In this study, we have downloaded a viral genome dataset from NCBI SRA (SRR11621811) using GAAP software. The SRA data represented single-end sequencing of COVID-19 genome using Illumina NextSeq500 platform that contained 383155 reads of size 31-75bp length. The raw dataset was processed for quality checking and control using fastQC and trimmomatics, respectively (http://ncbi.github. io/sra-tools/). We obtained 369407, 366054 and 380289 high-quality reads from GAAP, CLC-GWB and OmicsBox, which were subsequently used for de-novo genome assembly. As shown in Table 1, the performance of GAAP software in-term of N50, total assembly length is nearly similar to OmicsBox and better than CLC-GWB. Furthermore, GAAP is able to identify a single long contig of 29774bp, which covers 99.57% of the reference genome (Table 1). Furthermore, we were able to predict 11, 18, and 11 genes using GAAP, CLC-GWB and OmicsBox, respectively. Further, remote-blast is able to annotate 8 genes using CLC-GWB, 10 genes from OmicsBox as well as GAAP software. We have also extracted the associated protein domains, GO-term, enzyme and pathways associated with the predicted genes. We have analysed this dataset and compared it with other existing software such as CLC-GWB, OmicsBox using QUAST webserver [23]. Similarly, we have performed the de-novo genome assembly on a bacterial and human genome with about 1.4 GB paired-ends and 102GB single-end reads, respectively. As mentioned in Table 1, for bacterial genome (SRR17153353) assembly GAAP resulted in 138 contigs with N50 value 100399. However, CLC-GWB resulted in 304 contigs with N50 value 215940. Likewise, in case of human genome (SRR16845439), CLCGWB and GAAP resulted in 3494959 contigs with 842 N50 value and 194281 contigs with 610 N50 value. As shown in Fig. (2) and Table 2, GAAP has several advantages over other existing software that could help the researchers to analyse their data on a simple desktop computer. In comparison to VAUGE, GAAP offers QC and genome annotation to analyse the genome. Similarly, except remote blast, CLC-GWB does not offer remote protein domains, GO-term, enzyme and pathway analysis. However, OmicsBox (recently upgraded from Blast2GO) offers all these services, but it is a licenced software. Thus, as compared to these, we offer a platform independent genome assembly and analysis tool that can perform all the analysis steps without any dependency on the bioinformatics experts.

Table 1.

Comparative statistics of genome assembly using CLC-GWB, OmicsBox and GAAP.

CLC-GWB OmicBox GAAP
COVID Genome (SRR11621811)
Total Reads 383155
Quality Reads 366054 380289 369407
No. of Assembled Contigs 2 2 1
N50 25659 29928 29774
Length of Largest Contig (bp) 25659 29928 29774
Length of Smallest Contig (bp) 4000 56 -
Total Assembly Length (bp) 29659 29984 29774
Genome Fraction (%) 99.04 99.83 99.57
GC Content (%) 37.96 37.99 37.98
Bacterial Genome (SRR17153353)
Total Reads 9796952
Quality Reads 9452768 - 8049822
No. of Assembled Contigs 304 - 138
N50 215940 - 100399
Length of Largest Contig (bp) 474481 - 320965
Length of Smallest Contig (bp) 151 - 200
Total Assembly Length (bp) 6461008 - 6398876
GC Content (%) 66.46 - 66.44
Human Genome (SRR16845439)
Total Reads 540730909
Quality Reads 486776483 - 472635344
No. of Assembled Contigs 3494959 - 194281
N50 842 - 610
Length of Largest Contig (bp) 8220 - 1812
Length of Smallest Contig (bp) 154 - 200
Total Assembly Length (bp) 1673103862 - 46572102
GC Content (%) 41.16 - 38.06

Fig. (2).

Fig. (2)

Homepage of the GAAP software.

Table 2.

Comparison of GAAP with other genome assembly and annotation software.
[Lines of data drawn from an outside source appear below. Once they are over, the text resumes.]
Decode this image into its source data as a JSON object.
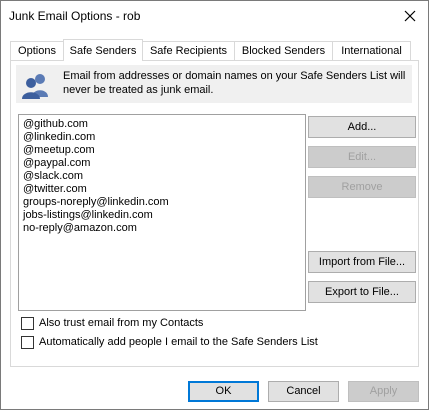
{
  "window": {
    "title": "Junk Email Options - rob"
  },
  "tabs": [
    {
      "label": "Options"
    },
    {
      "label": "Safe Senders"
    },
    {
      "label": "Safe Recipients"
    },
    {
      "label": "Blocked Senders"
    },
    {
      "label": "International"
    }
  ],
  "active_tab": "Safe Senders",
  "info": {
    "text": "Email from addresses or domain names on your Safe Senders List will never be treated as junk email."
  },
  "safe_senders": [
    "@github.com",
    "@linkedin.com",
    "@meetup.com",
    "@paypal.com",
    "@slack.com",
    "@twitter.com",
    "groups-noreply@linkedin.com",
    "jobs-listings@linkedin.com",
    "no-reply@amazon.com"
  ],
  "buttons": {
    "add": "Add...",
    "edit": "Edit...",
    "remove": "Remove",
    "import": "Import from File...",
    "export": "Export to File..."
  },
  "checkboxes": {
    "trust_contacts": {
      "label": "Also trust email from my Contacts",
      "checked": false
    },
    "auto_add": {
      "label": "Automatically add people I email to the Safe Senders List",
      "checked": false
    }
  },
  "footer": {
    "ok": "OK",
    "cancel": "Cancel",
    "apply": "Apply"
  },
  "icons": {
    "close": "close-icon",
    "people": "people-icon"
  },
  "colors": {
    "accent": "#0078d7",
    "disabled_text": "#a0a0a0"
  }
}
Software GAAP VAUGE CLC GWB Galaxy OmicsBox
Licence Free Free Licenced Free Licenced
Standalone Yes Yes Yes No Yes
Quality Control Yes No Yes Yes Yes
Assembly Yes Yes Yes Yes Yes
Gene Prediction Yes No Yes Yes Yes
Blast Annotation Yes No Yes Yes* Yes
Domain & Family Annotation Yes No Yes* Yes* Yes
GO Annotation Yes No No No Yes
Pathway Mapping Yes No No Yes Yes
Enzyme Mapping Yes No No No Yes

Note: *Need locally installed database.

4. IMPLEMENTATION, REQUIREMENTS AND AVAILABILITY

GAAP is developed on the NodeJS platform that uses the HTML, JavaScript as the front-end for communication with users. In the back-end, PERL and JavaScript were used for processing the user data. GAAP is available for all three major platforms i.e. Windows, Linux and MacOS. As shown in Fig. (1), GAAP basically has four independent (Quality control, Genome assembly, Gene Prediction, and Annotation) modules that could be used for the complete analysis of a dataset independently. GAAP can be run on any OS with PERL, JAVA already installed. We recommend a minimum of 8GB RAM for small genomes and un-interrupted internet connection, particularly during SRA fastq data download as well as in the annotation process. Furthermore, depending upon the complexity of genome and data size, the software might require higher computational power. GAAP software is freely available at www.deepaklab.com/gaap.

CONCLUSION

Exponential growth in the sequencing data required GUI-based tools that could simplify the process of data handling and analysis. These kinds of tools will benefit the scientific community working on genome/transcriptome sequencing projects with little knowledge of programming and executing command-line tools. Presently, GAAP software only supports de-novo based genome assembly, which is helpful in the absence of a reference genome. However, if the reference genome is available, researchers more often focus on reference-based assembly, which is quite fast and more helpful in analysing the re-sequencing data. Therefore, in the future we will overcome this limitation by adding a separate module for reference-based assembly. Also, current blast based search does not support local databases, which is most of the times required for some specific analysis. In the future, we will also provide support for a custom database using local blast. These facilities will help the users in fast data analysis in the absence of any powerful computer resources. In a nutshell, GAAP acts as a unique kind of open source, platform independent software package that will serve as a backbone in the field of genomics.

ACKNOWLEDGEMENTS

The authors are thankful to the Department of Biotechnology, Government of India for funding the project “Application of Bioinformatics and Computational Biology in Agriculture-BIC” (BT/PR40193/BTIS/137/23/2021).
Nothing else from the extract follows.